Tom Stoke is a painter who fell in love with a space in Budapest city center, originally a basement next to one he was staying in for a week about three years ago when passing through the city. The place was then absolutely ruined, full of stuff, flooded and burnt. At the time Tom opened a gallery in Amsterdam, but also fell in love with the space and decided to build a studio in Budapest where people can come and paint and draw; the Painter’s Palace. Now he manages the place and has plans to expand it to be more like a network of spaces.
What’s your idea of perfect happiness?
General appreciation for life itself. Being appreciative for life’s little moments and being grateful for time. Consciousness. That’s the kind of core of being happy and the rest is just joy, laughter, fun.
Which talent would you most like to have?
I would love to have the skills to be good enough to let me run on the big cranes up in the sky, to be skillful enough that my fear wouldn’t exist of falling.

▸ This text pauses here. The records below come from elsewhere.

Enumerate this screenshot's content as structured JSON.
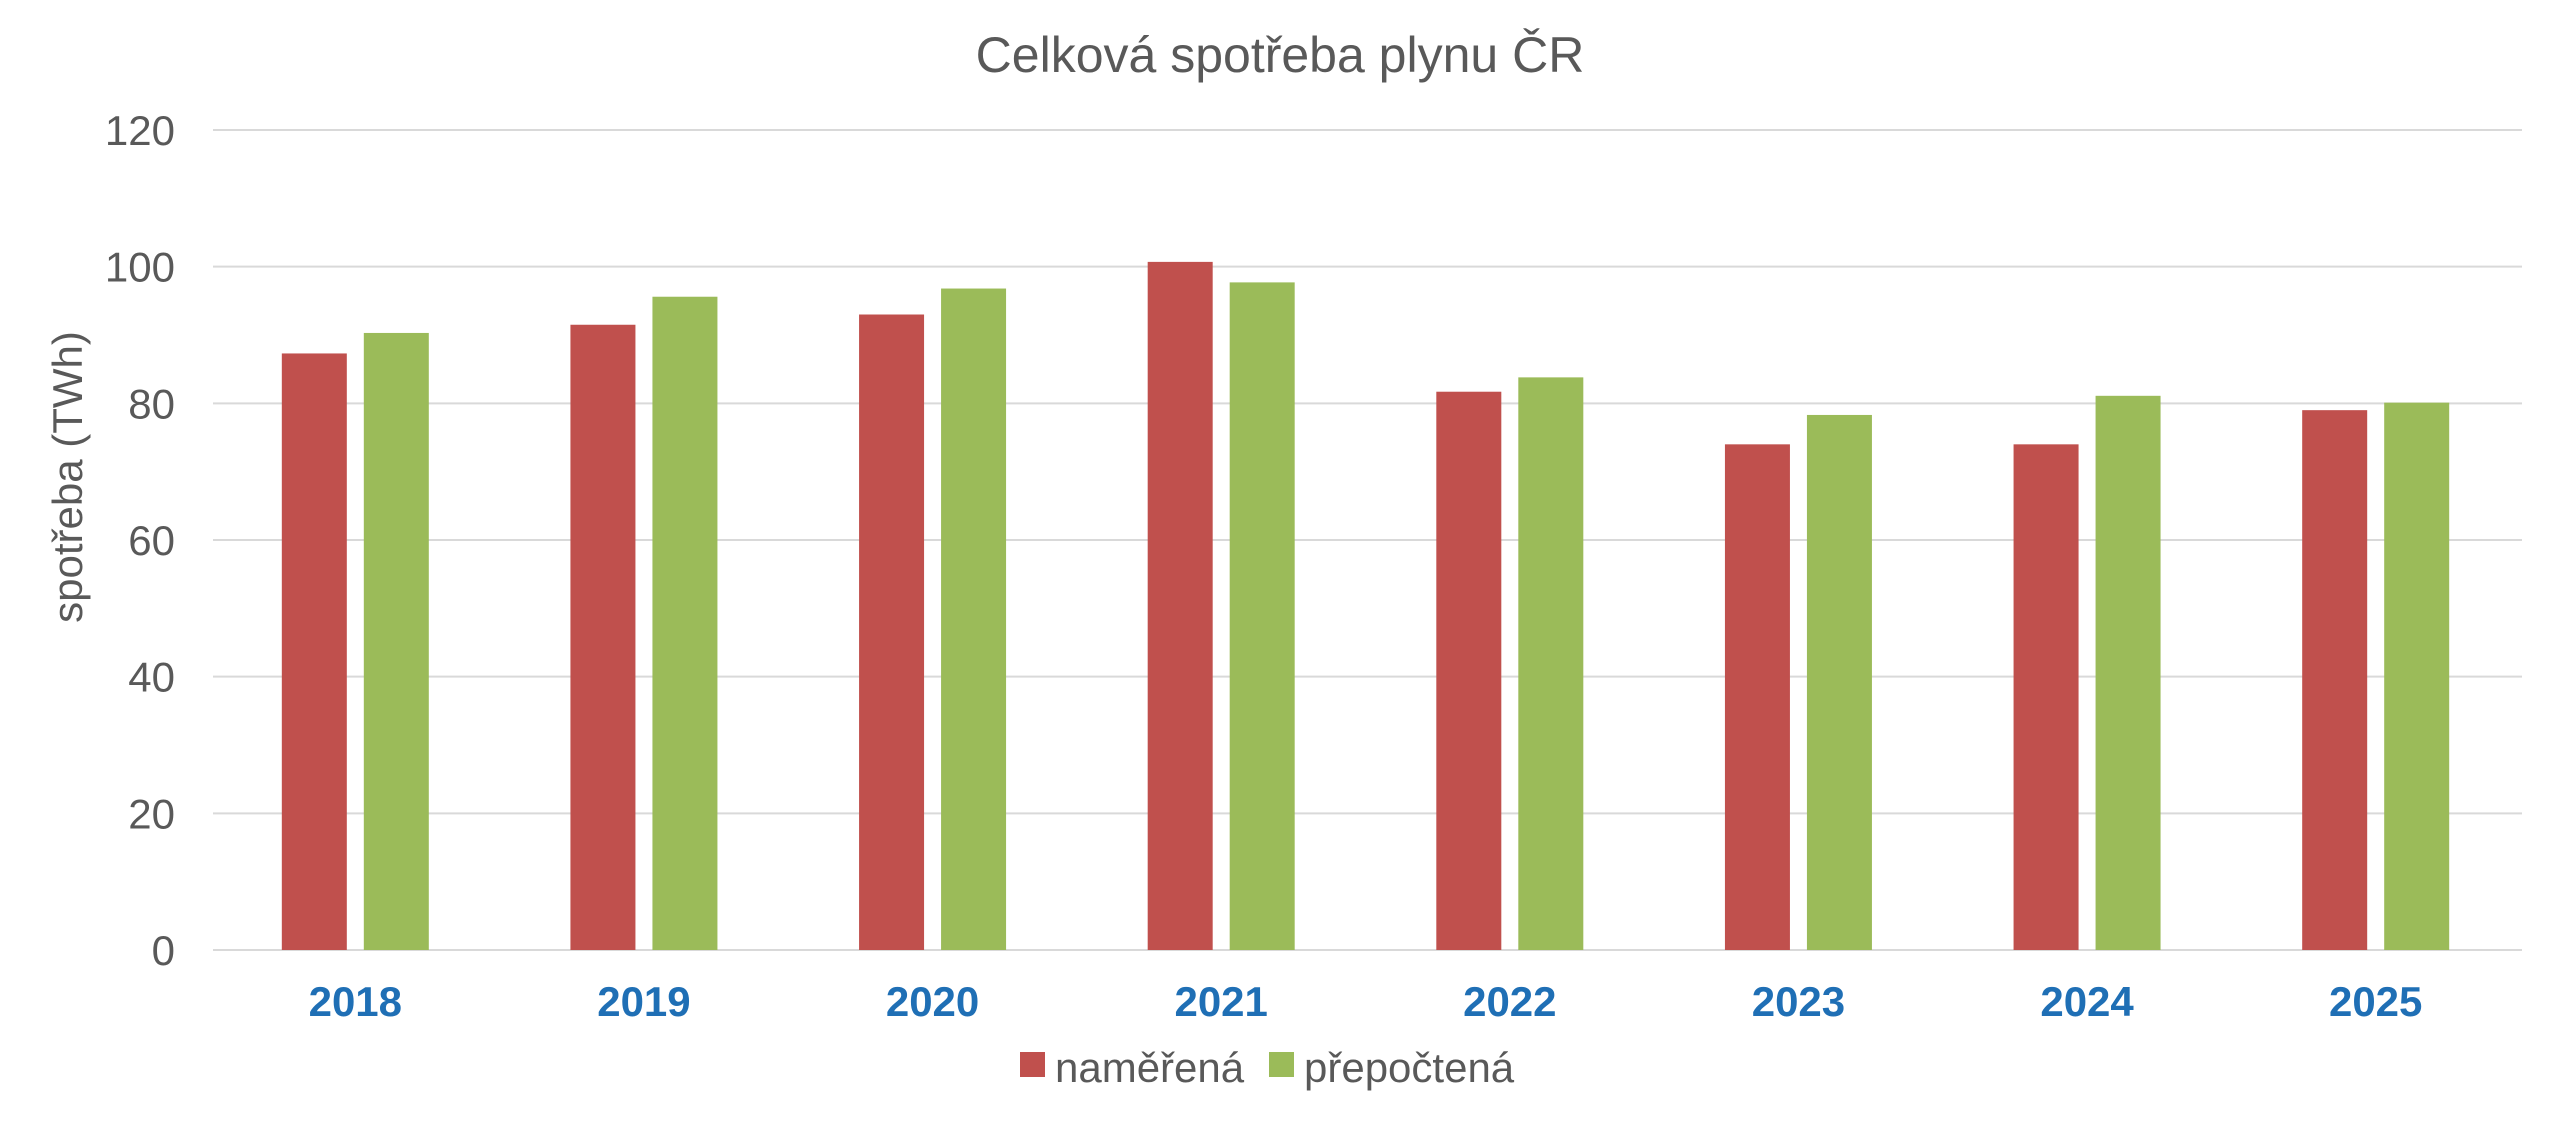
{
  "chart_data": {
    "type": "bar",
    "title": "Celková spotřeba plynu ČR",
    "xlabel": "",
    "ylabel": "spotřeba (TWh)",
    "ylim": [
      0,
      120
    ],
    "yticks": [
      0,
      20,
      40,
      60,
      80,
      100,
      120
    ],
    "grid": true,
    "legend_position": "bottom",
    "categories": [
      "2018",
      "2019",
      "2020",
      "2021",
      "2022",
      "2023",
      "2024",
      "2025"
    ],
    "series": [
      {
        "name": "naměřená",
        "color": "#c0504d",
        "values": [
          87.3,
          91.5,
          93.0,
          100.7,
          81.7,
          74.0,
          74.0,
          79.0
        ]
      },
      {
        "name": "přepočtená",
        "color": "#9bbb59",
        "values": [
          90.3,
          95.6,
          96.8,
          97.7,
          83.8,
          78.3,
          81.1,
          80.1
        ]
      }
    ],
    "xtick_color": "#1f6fb5"
  }
}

What is your most treasured possession?
I’ve broken down this idea of ownership. It’s more like a skill, like drawing or something that I’ve worked on so it’s something that I do, own, but I could definitely lose it. So drawing. That is a skill.
Who is your hero of fiction?
Narcissus and Goldmund or Siddhartha, characters from Hermann Hesse. I don’t how fictional the characters are, the characters of Hermann Hesse are more semi-autobiographical, they’re all part of the same body.
What do you consider the most overrated virtue?
Personal wealth and the gain of it are definitely overrated and overdone.
On what occasion do you lie?
This one; never.
When and where were you the happiness?
There’s no defining time of happiness, I’d rather keep it consistent.
What do you value in your friends?
What do you consider your greatest achievement?
The Painters Palace. That’s been a defining point in my life so far.